Work, thought Gumbril, work. Lord, how passionately he disliked work! Let Austin have his swink to him reserved! Ah, if only one had work of one’s own, proper work, decent work—not forced upon one by the griping of one’s belly! Amen! Dr. Jolly blew the two sumptuous jets of reverence into the air; Gumbril accompanied them with all his heart. Amen, indeed.
Gumbril sat down again. It might be convenient, he thought, to have the tail so long that one could blow up one’s trousers while one actually had them on. In which case, it would have to be coiled round the waist like a belt; or looped up, perhaps, and fastened to a clip on one’s braces.
“The nineteenth chapter of the Acts of the Apostles, part of the thirty-fourth verse.” The Headmaster’s loud, harsh voice broke violently out from the pulpit. “All with one voice for the space of about two hours cried out, Great is Diana of the Ephesians.”
Gumbril composed himself as comfortably as he could on his oaken seat. It was going to be one of the Headmaster’s real swingeing sermons. Great is Diana. And Venus? Ah, these seats, these seats!

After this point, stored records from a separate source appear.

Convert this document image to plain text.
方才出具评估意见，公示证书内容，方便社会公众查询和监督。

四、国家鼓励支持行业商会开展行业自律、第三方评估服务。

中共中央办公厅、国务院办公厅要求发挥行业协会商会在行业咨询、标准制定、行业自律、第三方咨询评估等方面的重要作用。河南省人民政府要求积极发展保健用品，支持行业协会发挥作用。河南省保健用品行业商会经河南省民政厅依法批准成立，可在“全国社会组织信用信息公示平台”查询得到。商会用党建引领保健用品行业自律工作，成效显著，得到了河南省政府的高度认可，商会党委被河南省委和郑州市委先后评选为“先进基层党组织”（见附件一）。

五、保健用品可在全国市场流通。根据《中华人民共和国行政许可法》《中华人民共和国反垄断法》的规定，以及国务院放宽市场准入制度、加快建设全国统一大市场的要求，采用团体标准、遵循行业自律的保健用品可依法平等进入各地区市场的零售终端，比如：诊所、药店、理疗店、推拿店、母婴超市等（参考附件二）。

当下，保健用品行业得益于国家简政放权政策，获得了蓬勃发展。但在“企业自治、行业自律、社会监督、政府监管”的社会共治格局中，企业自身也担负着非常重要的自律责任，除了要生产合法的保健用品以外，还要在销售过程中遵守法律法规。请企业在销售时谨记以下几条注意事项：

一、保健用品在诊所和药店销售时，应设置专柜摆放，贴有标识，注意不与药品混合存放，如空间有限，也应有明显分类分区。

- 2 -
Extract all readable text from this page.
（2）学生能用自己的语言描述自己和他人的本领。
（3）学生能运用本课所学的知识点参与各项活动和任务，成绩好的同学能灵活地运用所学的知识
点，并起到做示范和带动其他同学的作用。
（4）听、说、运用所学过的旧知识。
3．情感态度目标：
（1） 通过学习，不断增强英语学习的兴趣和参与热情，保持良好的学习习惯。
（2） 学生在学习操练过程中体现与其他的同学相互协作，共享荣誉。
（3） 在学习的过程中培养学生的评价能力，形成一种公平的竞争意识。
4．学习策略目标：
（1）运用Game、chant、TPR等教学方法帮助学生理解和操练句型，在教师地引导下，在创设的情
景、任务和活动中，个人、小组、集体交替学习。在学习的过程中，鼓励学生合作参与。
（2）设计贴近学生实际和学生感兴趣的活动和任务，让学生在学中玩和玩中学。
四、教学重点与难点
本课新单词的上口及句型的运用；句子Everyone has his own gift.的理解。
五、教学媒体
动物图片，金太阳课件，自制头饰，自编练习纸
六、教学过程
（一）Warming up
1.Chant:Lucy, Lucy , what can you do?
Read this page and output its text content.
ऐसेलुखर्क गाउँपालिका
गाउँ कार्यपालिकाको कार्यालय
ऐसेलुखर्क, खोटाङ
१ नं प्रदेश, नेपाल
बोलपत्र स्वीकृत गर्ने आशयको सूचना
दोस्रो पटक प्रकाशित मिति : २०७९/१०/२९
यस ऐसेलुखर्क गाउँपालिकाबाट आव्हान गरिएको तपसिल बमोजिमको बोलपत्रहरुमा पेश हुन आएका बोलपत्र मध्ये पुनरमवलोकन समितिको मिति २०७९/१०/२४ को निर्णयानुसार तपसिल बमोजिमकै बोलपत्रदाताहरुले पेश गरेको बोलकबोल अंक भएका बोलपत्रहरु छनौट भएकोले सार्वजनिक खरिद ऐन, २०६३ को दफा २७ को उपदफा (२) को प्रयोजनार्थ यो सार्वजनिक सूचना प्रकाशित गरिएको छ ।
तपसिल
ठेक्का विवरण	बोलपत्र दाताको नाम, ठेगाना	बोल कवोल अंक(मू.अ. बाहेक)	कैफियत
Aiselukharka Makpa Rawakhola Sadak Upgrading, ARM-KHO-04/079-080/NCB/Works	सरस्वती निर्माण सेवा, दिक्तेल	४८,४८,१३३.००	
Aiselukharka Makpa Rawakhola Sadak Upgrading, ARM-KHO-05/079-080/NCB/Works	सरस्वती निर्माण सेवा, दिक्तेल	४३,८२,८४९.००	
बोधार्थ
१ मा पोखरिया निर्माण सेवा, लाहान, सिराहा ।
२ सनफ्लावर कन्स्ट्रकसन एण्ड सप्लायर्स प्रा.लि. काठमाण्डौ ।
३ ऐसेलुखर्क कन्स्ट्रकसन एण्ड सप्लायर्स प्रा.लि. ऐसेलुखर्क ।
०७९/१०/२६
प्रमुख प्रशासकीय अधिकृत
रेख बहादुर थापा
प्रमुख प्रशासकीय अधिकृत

Gumbril did not attend evening chapel. He stayed at home in his lodgings to correct the sixty-three Holiday Task Papers which had fallen to his share. They lay, thick piles of them, on the floor beside his chair: sixty-three answers to ten questions about the Italian Risorgimento. The Risorgimento, of all subjects! It had been one of the Headmaster’s caprices. He had called a special master’s meeting at the end of last term to tell them all about the Risorgimento. It was his latest discovery.
“The Risorgimento, gentlemen, is the most important event in modern European history.” And he had banged the table; he had looked defiantly round the room in search of contradictors.
But nobody had contradicted him. Nobody ever did; they all knew better. For the Headmaster was as fierce as he was capricious. He was for ever discovering something new. Two terms ago it had been singeing; after the hair-cut and before the shampoo, there must be singeing.
“The hair, gentlemen, is a tube. If you cut it and leave the end unsealed, the water will get in and rot the tube. Hence the importance of singeing, gentlemen. Singeing seals the tube. I shall address the boys about it after chapel to-morrow morning; and I trust that all house-masters”—and he had glared around him from under his savage eyebrows—“will see that their boys get themselves regularly singed after cutting.”
For weeks afterwards every boy trailed behind him a faint and nauseating whiff of burning, as though he were fresh from hell. And now it was the Risorgimento. One of these days, Gumbril reflected, it would be birth control, or the decimal system, or rational dress.
He picked up the nearest batch of papers. The printed questions were pinned to the topmost of them.